JFC 2026 Resmi Dimulai, Diawali World Kids Carnival dan Pets Carnival
Haorrahman July 24, 2026 08:44 PM

 

TRIBUNJATIMTIMUR.COM, Jember -  Rangkaian Jember Fashion Carnaval (JFC) 2026 resmi dimulai, diawali World Kids Carnival (WKC) dan Pets Carnival, Jumat (24/7/2026). 

Dua agenda pembuka tersebut menghadirkan ratusan peserta yang memadati jalur karnaval dari Jalan Sudarman, tepat di depan Kantor Bupati Jember, hingga Kota Cinema Mall sejauh sekitar dua kilometer.

Perhelatan hari pertama ini menjadi pembuka tema besar JFC 2026, yakni HEAL: Humanity, Earth, Life, yang mengangkat harmoni antara manusia, bumi, dan kehidupan melalui pertunjukan kostum serta parade kreatif.

Baca juga: Kalender Event di Kabupaten Jember, Berlangsung Sebulan Penuh, Mulai JFC hingga Tajemtra

Alam dan Budaya

Dalam World Kids Carnival, ratusan talenta anak menampilkan berbagai kostum dari sejumlah defile yang akan menjadi bagian JFC 2026, di antaranya Gaia, Roots, dan Noise.

Defile Gaia terinspirasi dari keindahan alam dan budaya Raja Ampat, Papua. Sementara Roots mengangkat kekayaan alam serta budaya Minangkabau dengan dominasi warna merah dan kuning keemasan. Adapun Noise mengeksplorasi keindahan seni topeng dalam balutan kostum karnaval.

Melalui ketiga defile tersebut, penyelenggara ingin memperlihatkan keberagaman budaya Indonesia sekaligus memperkuat pesan pelestarian alam yang menjadi ruh tema JFC tahun ini.

Selain parade anak-anak, suasana pembukaan JFC 2026 juga dimeriahkan oleh Pets Carnival.
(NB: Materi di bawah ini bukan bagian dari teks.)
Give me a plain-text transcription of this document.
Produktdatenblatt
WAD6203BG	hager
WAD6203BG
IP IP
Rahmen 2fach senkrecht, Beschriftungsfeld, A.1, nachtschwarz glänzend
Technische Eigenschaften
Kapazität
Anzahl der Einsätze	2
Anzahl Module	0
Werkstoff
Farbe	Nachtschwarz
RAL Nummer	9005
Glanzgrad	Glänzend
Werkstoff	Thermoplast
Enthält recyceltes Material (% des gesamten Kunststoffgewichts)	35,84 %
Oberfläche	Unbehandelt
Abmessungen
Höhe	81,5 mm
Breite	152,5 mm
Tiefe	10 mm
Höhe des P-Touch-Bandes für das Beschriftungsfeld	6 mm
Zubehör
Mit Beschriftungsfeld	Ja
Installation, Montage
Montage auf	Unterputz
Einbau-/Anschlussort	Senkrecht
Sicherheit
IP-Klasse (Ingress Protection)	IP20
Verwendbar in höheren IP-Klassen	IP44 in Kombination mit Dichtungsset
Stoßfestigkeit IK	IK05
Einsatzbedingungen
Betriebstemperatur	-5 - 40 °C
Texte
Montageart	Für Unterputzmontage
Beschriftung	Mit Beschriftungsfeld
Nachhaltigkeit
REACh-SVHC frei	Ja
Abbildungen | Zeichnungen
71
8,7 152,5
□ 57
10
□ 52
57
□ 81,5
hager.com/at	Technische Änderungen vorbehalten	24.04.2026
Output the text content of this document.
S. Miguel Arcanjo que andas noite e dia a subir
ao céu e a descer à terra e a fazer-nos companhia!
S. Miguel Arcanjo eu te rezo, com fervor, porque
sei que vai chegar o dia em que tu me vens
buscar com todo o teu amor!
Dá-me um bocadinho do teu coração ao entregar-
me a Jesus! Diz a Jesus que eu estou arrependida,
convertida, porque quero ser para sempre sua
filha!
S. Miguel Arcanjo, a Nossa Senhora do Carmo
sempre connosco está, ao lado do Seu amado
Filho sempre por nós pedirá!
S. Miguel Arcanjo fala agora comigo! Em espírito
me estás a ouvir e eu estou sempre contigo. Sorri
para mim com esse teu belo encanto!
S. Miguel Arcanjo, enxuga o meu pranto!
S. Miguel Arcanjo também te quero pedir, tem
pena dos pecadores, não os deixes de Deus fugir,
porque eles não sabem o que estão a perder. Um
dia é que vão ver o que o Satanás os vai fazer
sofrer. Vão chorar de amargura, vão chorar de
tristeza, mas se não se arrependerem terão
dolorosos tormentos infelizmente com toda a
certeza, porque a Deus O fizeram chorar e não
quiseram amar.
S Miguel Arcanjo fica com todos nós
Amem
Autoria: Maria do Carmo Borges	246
Berbagai jenis hewan turut ambil bagian dalam arak-arakan, mulai dari kuda, anjing, burung, hingga ular.

Kehadiran Pets Carnival menjadi daya tarik tersendiri bagi masyarakat yang memadati sepanjang rute karnaval dan menambah semarak pembukaan festival tahunan tersebut.

Baca juga: Rossa dan Finalis Putri Indonesia Meriahkan Artwear Carnival JFC 2025

Presiden JFC, Budi Setiawan, menjelaskan bahwa tema HEAL merepresentasikan perpaduan antara manusia, kehidupan, dan alam yang diwujudkan melalui desain kostum serta konsep parade.

Menurut pria yang akrab disapa Iwan itu, JFC bukan sekadar pertunjukan fesyen, tetapi telah berkembang menjadi gerakan bersama masyarakat yang berkontribusi memperkuat identitas atau city branding Kabupaten Jember.

"JFC ini merupakan sebuah gerakan, movement," kata Iwan.

Salah seorang peserta World Kids Carnival, Ika Nasila, mengaku antusias karena baru pertama kali mengikuti JFC. Siswi kelas 1 SMP Sekolah Rakyat Jember itu tampil bersama sejumlah teman sekolahnya.

"Baru pertama kali ini ikut, dan senang," ujar Ika.

Ia menambahkan, kostum yang dikenakan dalam parade dibuat secara bersama-sama di Sekolah Rakyat.

"Kalau untuk kostum dibikin bareng-bareng di Sekolah Rakyat," ujarnya.